We found a connection between the dynamics of the RA content and the RAS gene expression level in thyme shoots. A single contradictious result was achieved in 2016 in the warm chamber at the last sampling time, where the RAS gene expression increased but the RA content decreased. A firm connection between the dynamics of the RAS gene expression and the RA content was found in 2019, when the RA content followed the RAS gene expression with a 28-day delay. In 2016, this delay was not obvious, but the connection was stronger when the RA content and RAS gene expression level were compared at the same harvest time. The only difference between the two years that may have caused the delay was the age of the plants. In 2016, young, eight-month-old plants were used, while in 2019, perennial plants were used for the experiment. The older plants produced 1.6–4.9-fold more RA compared to the eight-month-old plants. In this case, we would assume that the older plants reacted more slowly but more intensely to the water shortage. RAS is the key enzyme of the RA biosynthesis, catalyzing one of the last steps of the pathway (Petersen and Simmonds, 2003). The correlation between the RA content and RAS gene expression may confirm the central role of RAS in the biosynthesis step. This correlation was demonstrated previously in Melissa officinalis L. cell cultures (Weitzel and Petersen, 2011). Stafiniak et al. (2021) also discovered a high correlation in the roots of Salvia abrotanoides and S. yangii, suggesting transcriptional RA biosynthesis regulation in which a high gene transcript level results in a high accumulation rate of RA. For leaves, they found variable results, concluding that the mechanism may be more complex and may include the presence of different RAS isoforms or transcription-independent mechanisms. Several factors, such as the long-distance transport processes of secondary metabolites, the putative isomorphs properties, and the rate of the accumulation and degradation of RA and its precursors may allow us fully to understand the mechanism of RA accumulation. This mechanism may also show some differences in certain target species.

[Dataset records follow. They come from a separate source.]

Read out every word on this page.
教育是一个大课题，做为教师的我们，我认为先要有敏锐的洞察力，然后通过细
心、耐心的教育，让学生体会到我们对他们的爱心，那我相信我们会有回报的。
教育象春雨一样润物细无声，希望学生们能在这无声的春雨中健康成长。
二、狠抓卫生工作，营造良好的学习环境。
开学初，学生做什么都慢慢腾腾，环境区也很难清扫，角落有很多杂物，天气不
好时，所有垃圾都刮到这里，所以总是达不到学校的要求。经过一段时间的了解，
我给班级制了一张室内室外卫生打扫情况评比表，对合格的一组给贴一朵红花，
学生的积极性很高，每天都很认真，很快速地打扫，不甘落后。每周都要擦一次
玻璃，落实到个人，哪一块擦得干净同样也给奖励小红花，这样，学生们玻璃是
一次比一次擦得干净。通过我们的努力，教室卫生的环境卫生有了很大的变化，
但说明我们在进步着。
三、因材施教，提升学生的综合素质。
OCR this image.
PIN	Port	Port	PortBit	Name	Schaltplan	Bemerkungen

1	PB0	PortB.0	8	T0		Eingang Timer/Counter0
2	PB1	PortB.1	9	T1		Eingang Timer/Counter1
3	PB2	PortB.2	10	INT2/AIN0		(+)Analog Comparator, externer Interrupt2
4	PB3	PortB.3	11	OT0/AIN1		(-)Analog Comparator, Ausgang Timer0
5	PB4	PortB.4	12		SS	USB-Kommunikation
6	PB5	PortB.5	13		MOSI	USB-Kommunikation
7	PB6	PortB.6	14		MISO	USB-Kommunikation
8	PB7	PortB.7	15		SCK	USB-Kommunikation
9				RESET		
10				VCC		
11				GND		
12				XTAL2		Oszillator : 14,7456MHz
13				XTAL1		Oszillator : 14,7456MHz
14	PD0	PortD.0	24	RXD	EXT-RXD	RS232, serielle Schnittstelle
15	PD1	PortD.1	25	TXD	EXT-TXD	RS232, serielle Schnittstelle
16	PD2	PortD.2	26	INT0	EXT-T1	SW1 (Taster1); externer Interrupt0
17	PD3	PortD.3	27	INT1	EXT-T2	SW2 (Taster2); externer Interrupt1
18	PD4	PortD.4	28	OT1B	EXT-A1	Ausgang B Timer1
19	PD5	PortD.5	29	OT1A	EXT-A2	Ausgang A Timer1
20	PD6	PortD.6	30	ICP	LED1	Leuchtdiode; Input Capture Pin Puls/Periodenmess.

In our study, we demonstrated that the connection between the expression of the RAS gene and the RA content in thyme showed differences depending on the year and on other circumstances in this study, particularly the temperature or plant age. Therefore, a very clear and straight connection could not be proved, suggesting that the above considerations of additional mechanisms in this pathway may be significant and are thus worthy of examination in the future.